Topic: Media Research Center
The Media Research Center's loud and lame war against NewsGuard for committing the offense of pointing out the shoddiness of right-wing journalism has slogged along, heating up again when the news rating organization downgraded the MRC's favorite biased network. Joseph Vazquez raged in a July 22 post:
Leftist website ratings firm NewsGuard is back to show the world why it’s a pathetic excuse for an internet traffic cop by giving FoxNews.com a failing grade while completely undercutting its own complaint.
NewsGuard downgraded FoxNews.com July 18 from a green-shield 69.5/100 rating in December 2021 to a red-shield 57/100, noting that the website “fails to adhere to several basic journalistic standards.” This is coming from the same firm that left the liberal USA Today’s perfect 100/100 score intact after the newspaper removed 23 stories because one of its reporters fabricated sources. NewsGuard even praised USA Today for how its “stories quote reliable sources.”
One of NewsGuard’s contentions with Fox is that the news outlet allegedly fails to handle “the difference between news and opinion responsibly.” Apparently, NewsGuard couldn’t correctly discern the difference, either. A “Corrections” note put at the bottom of its “nutrition label” scorecard for Fox News admitted that an earlier version falsely “referred to Sean Hannity, Tucker Carlson and Laura Ingraham as anchors [who cover the news] instead of hosts [who lead opinion shows] of their nighttime Fox News Channel programs.”
As we pointed out when the MRC first attacked USA Today over this, the fact that it identified the problem and corrected the situation while explaining to readers what happened is likely the reason USA Today kept its high rating. By contrast, the MRC still has yet to make any sort of public statement about the Brent Bozell ghostwriting scandal or how one of its bloggers used white nationalist links to flesh out his posts.
Vazquez went on to defend Fox News while also playing whataboutism:
FoxNews.com clearly labeled Ingraham, Hannity and Carlson as hosts of talk shows, which are naturally opinion-based, but NewsGuard apparently couldn’t even be trusted to do its due diligence initially and make the proper distinction.

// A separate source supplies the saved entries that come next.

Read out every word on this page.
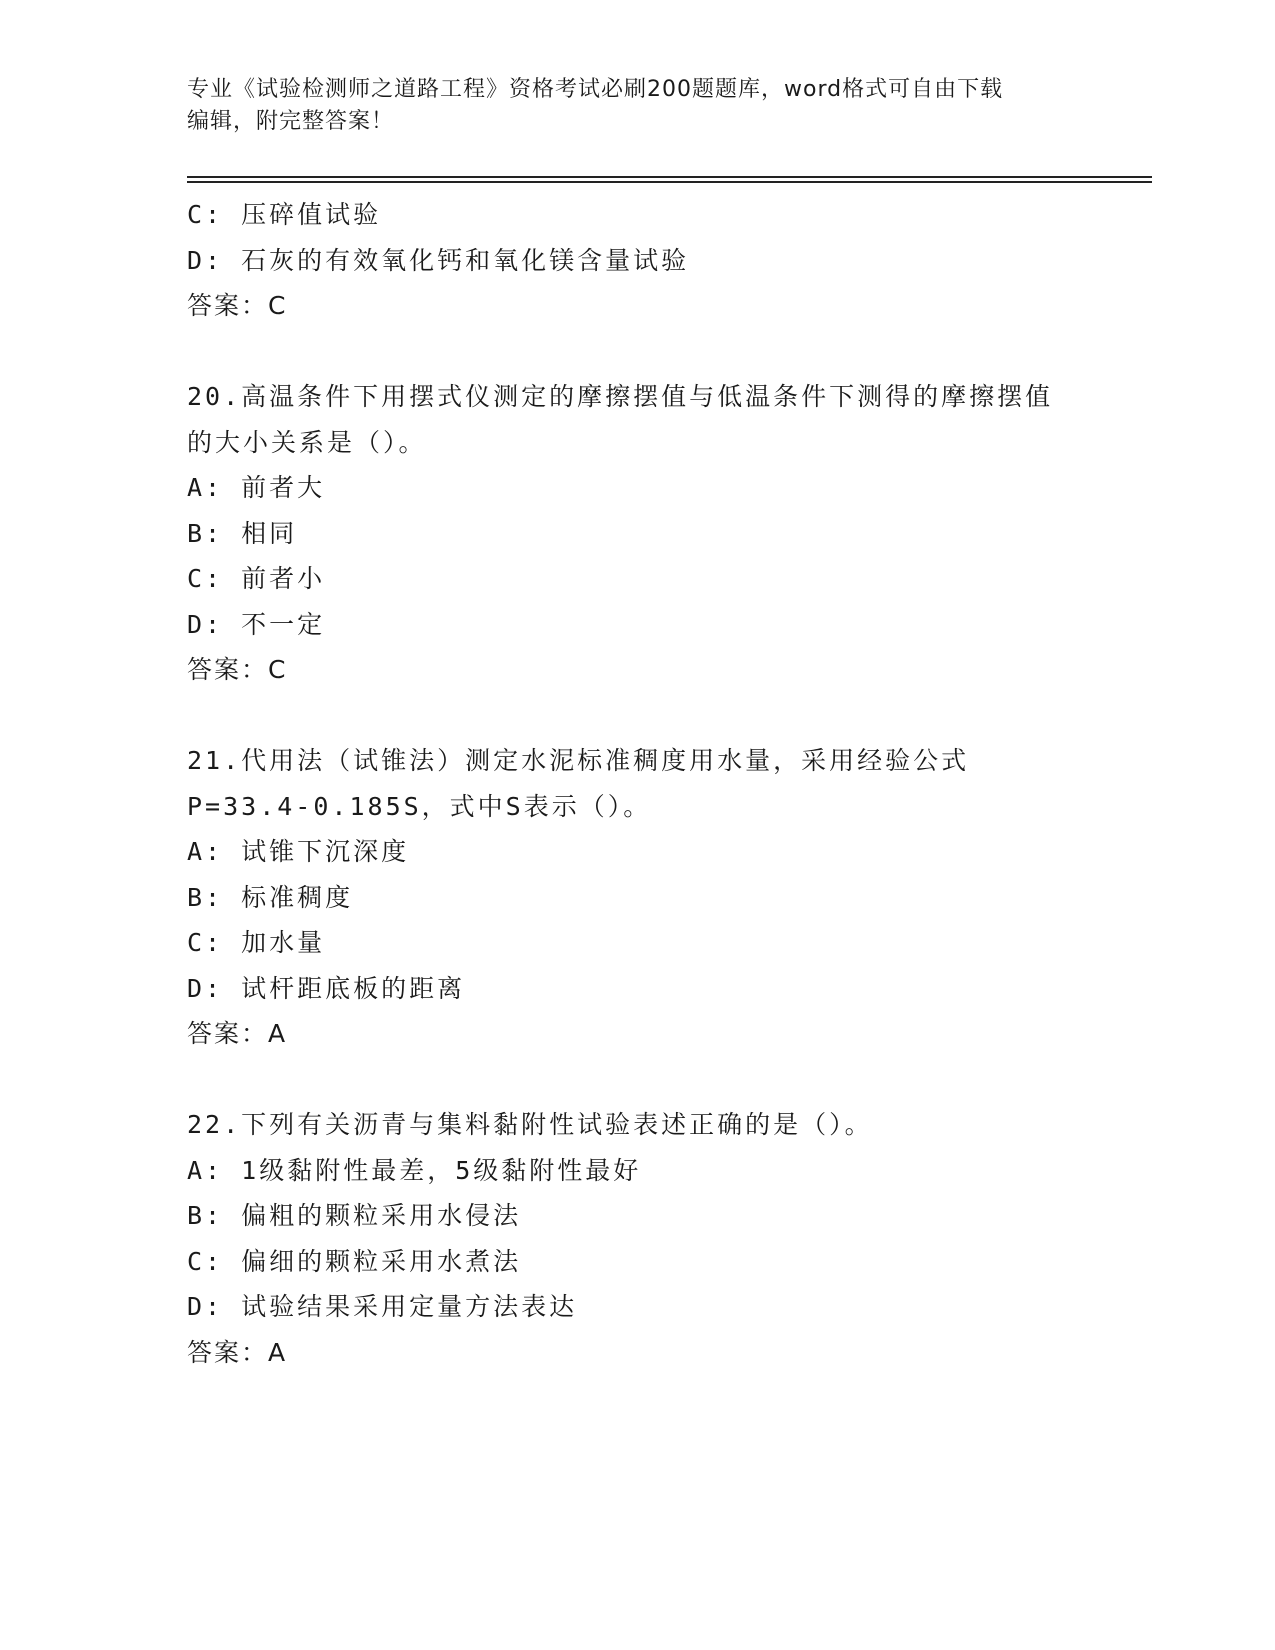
专业《试验检测师之道路工程》资格考试必刷200题题库，word格式可自由下载
编辑，附完整答案！
C: 压碎值试验
D: 石灰的有效氧化钙和氧化镁含量试验
答案：C
20.高温条件下用摆式仪测定的摩擦摆值与低温条件下测得的摩擦摆值
的大小关系是（）。
A: 前者大
B: 相同
C: 前者小
D: 不一定
答案：C
21.代用法（试锥法）测定水泥标准稠度用水量，采用经验公式
P=33.4-0.185S，式中S表示（）。
A: 试锥下沉深度
B: 标准稠度
C: 加水量
D: 试杆距底板的距离
答案：A
22.下列有关沥青与集料黏附性试验表述正确的是（）。
A: 1级黏附性最差，5级黏附性最好
B: 偏粗的颗粒采用水侵法
C: 偏细的颗粒采用水煮法
D: 试验结果采用定量方法表达
答案：A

It’s also interesting how both the leftist The New York Times and The Washington Post don’t disclose covering the news from a liberal perspective, as the MRC repeatedly illustrated, but NewsGuard didn’t seem to take much issue with that. In fact, both newspapers which both have perfect 100/100 scores, were determined by NewsGuard to handle “the difference between news and opinion responsibly.”
Note that at no point did Vazquez -- amid his unceasing tarring of other outlets as "leftist" -- properly admit that Fox News has a right-wing bias. Nor did he mnention that there's little daylight between Fox News" news and opinion sides since they both cover the same issues in the same way. And if NewsGuard's purportedlyly "'leftist" judgment can't be trusted, then by the same definition the MRC's highly biased right-wing judgment can't either on the purported bias of the media outlets it has declared its enemies.
Vazquez continued to whine about Fox News' rating drop in an Aug. 5 post:
It’s hard to take leftist website ratings firm NewsGuard seriously when it gave Fox News a failing grade while complimenting BuzzFeed News’s notoriously phony reporting with a perfect rating.
Leftist outlet BuzzFeed News promoted the Steele dossier, which was used as the pretext for a prolonged federal investigation against former President Donald Trump that bore no fruit. The dossier remains on BuzzFeed News’s website, but NewsGuard continues to give BuzzFeed a perfect 100/100 score.
[...]
BuzzFeed News continues to host the bogus January 2017 Steele dossier it published on its website that made erroneous and discredited claims about alleged collusion between Trump and Russia. However, NewsGuard still gives the outlet a perfect 100/100 score.
Vazquez censored the fact that, as we've documented, BuzzFeed never presented the Steele dossier as indisputable fact and never vouched for its accuracy. Vazquez then bizarrely attacked BuzzFeed for doing another story:
The outlet actually went to bat for disgraced CNN Chief Legal Analyst Jeffrey Toobin after he was caught with his pants down masturbating during a Zoom call for The New Yorker, where he was a staff writer. In a piece disguised as news and not labeled opinion, BuzzFeed’s main excuse was: Hey, doesn’t everyone masturbate at Zoom meetings? “Jeffrey Toobin Can’t Be The Only Person Masturbating On Work Zoom Calls,” read the laughable BuzzFeed headline.
BuzzFeed “senior culture writer” Scaachi Koul even wielded Scripture to wokescold Toobin’s critics: “Haven’t we all done something on a work call that, in normal circumstances, we’d never do during a meeting? Let he without sin cast the first stone.”
That’s some hard-hitting journalism, eh, NewsGuard?
Vazquez identified no factual errors in the Toobin story. And if Toobin's cringey incident wasn't newsworthy, why did the MRC spend so much time obsessing over it?